For European organizations, the impact of CVE-2025-47424 can be significant due to Retool's widespread adoption in enterprise environments for building internal dashboards and tools that interface with sensitive data sources. Successful exploitation could lead to unauthorized access to confidential business data, manipulation of internal workflows, and potential lateral movement within corporate networks. The confidentiality and integrity of data are at high risk, which could result in data breaches, compliance violations (e.g., GDPR), and reputational damage. Additionally, attackers could use Host header injection to craft phishing attacks that appear legitimate by leveraging trusted internal domains, increasing the risk of credential theft or malware deployment. The requirement for user interaction means social engineering could be a component of exploitation, which is a common attack vector in corporate environments. The low availability impact suggests service disruption is less likely, but the data integrity and confidentiality risks remain critical. Organizations relying on self-hosted Retool instances must consider this vulnerability a priority for remediation to maintain secure internal operations and protect sensitive information.

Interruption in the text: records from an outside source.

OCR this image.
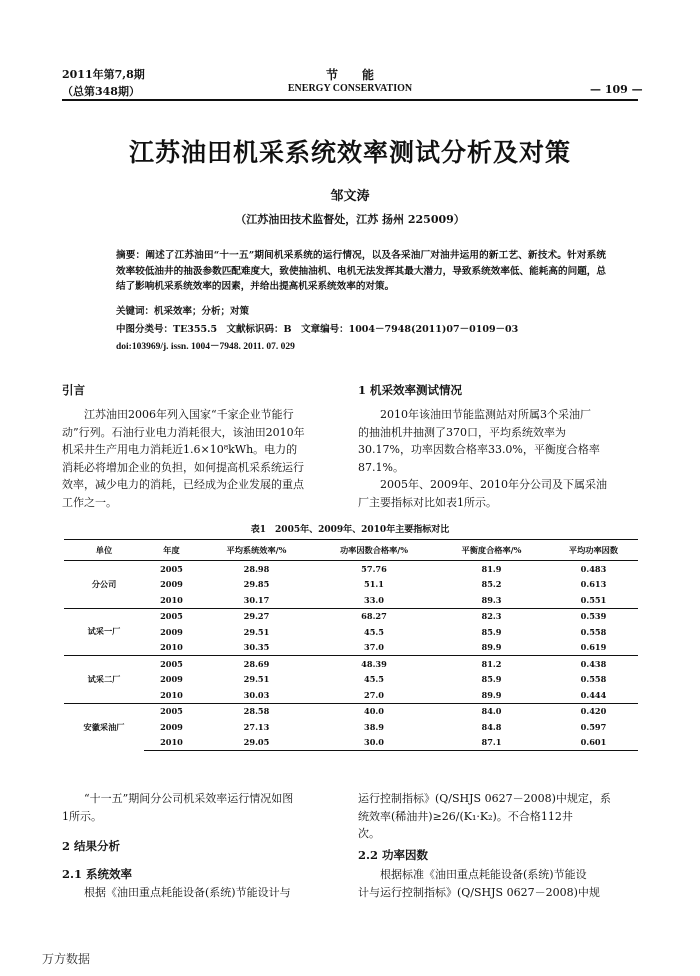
2011年第7,8期
（总第348期）
节　　能
ENERGY CONSERVATION	— 109 —
江苏油田机采系统效率测试分析及对策
邹文涛
（江苏油田技术监督处，江苏 扬州 225009）
摘要：阐述了江苏油田“十一五”期间机采系统的运行情况，以及各采油厂对油井运用的新工艺、新技术。针对系统效率较低油井的抽汲参数匹配难度大，致使抽油机、电机无法发挥其最大潜力，导致系统效率低、能耗高的问题，总结了影响机采系统效率的因素，并给出提高机采系统效率的对策。
关键词：机采效率；分析；对策
中图分类号：TE355.5　文献标识码：B　文章编号：1004－7948(2011)07－0109－03
doi:103969/j. issn. 1004－7948. 2011. 07. 029
引言
江苏油田2006年列入国家“千家企业节能行
动”行列。石油行业电力消耗很大，该油田2010年
机采井生产用电力消耗近1.6×10⁸kWh。电力的
消耗必将增加企业的负担，如何提高机采系统运行
效率，减少电力的消耗，已经成为企业发展的重点
工作之一。
1 机采效率测试情况
2010年该油田节能监测站对所属3个采油厂
的抽油机井抽测了370口，平均系统效率为
30.17%，功率因数合格率33.0%，平衡度合格率
87.1%。
2005年、2009年、2010年分公司及下属采油
厂主要指标对比如表1所示。
表1　2005年、2009年、2010年主要指标对比
单位	年度	平均系统效率/%	功率因数合格率/%	平衡度合格率/%	平均功率因数
分公司	2005	28.98	57.76	81.9	0.483
	2009	29.85	51.1	85.2	0.613
	2010	30.17	33.0	89.3	0.551
试采一厂	2005	29.27	68.27	82.3	0.539
	2009	29.51	45.5	85.9	0.558
	2010	30.35	37.0	89.9	0.619
试采二厂	2005	28.69	48.39	81.2	0.438
	2009	29.51	45.5	85.9	0.558
	2010	30.03	27.0	89.9	0.444
安徽采油厂	2005	28.58	40.0	84.0	0.420
	2009	27.13	38.9	84.8	0.597
	2010	29.05	30.0	87.1	0.601
“十一五”期间分公司机采效率运行情况如图
1所示。
2 结果分析
2.1 系统效率
根据《油田重点耗能设备(系统)节能设计与
运行控制指标》(Q/SHJS 0627－2008)中规定，系
统效率(稀油井)≥26/(K₁·K₂)。不合格112井
次。
2.2 功率因数
根据标准《油田重点耗能设备(系统)节能设
计与运行控制指标》(Q/SHJS 0627－2008)中规
万方数据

1. Immediate upgrade: Organizations should upgrade all self-hosted Retool instances to version 3.196.0 or later, where this vulnerability is patched. 2. Configure BASE_DOMAIN: Ensure the BASE_DOMAIN environment variable is explicitly set to the correct domain name to prevent Retool from trusting the Host header. 3. Implement strict input validation: If upgrading immediately is not possible, apply web application firewall (WAF) rules to detect and block suspicious or malformed Host headers targeting Retool endpoints. 4. Monitor logs: Enable detailed logging and monitor HTTP request headers for unusual Host header values that could indicate exploitation attempts. 5. User awareness: Educate users about phishing risks related to manipulated URLs that may arise from Host header injection attacks. 6. Network segmentation: Limit access to Retool instances to trusted internal networks or VPNs to reduce exposure to external attackers. 7. Incident response readiness: Prepare to respond to potential exploitation by having forensic and remediation procedures in place, including revoking compromised credentials and reviewing access logs. These measures combined will reduce the risk of exploitation and limit potential damage.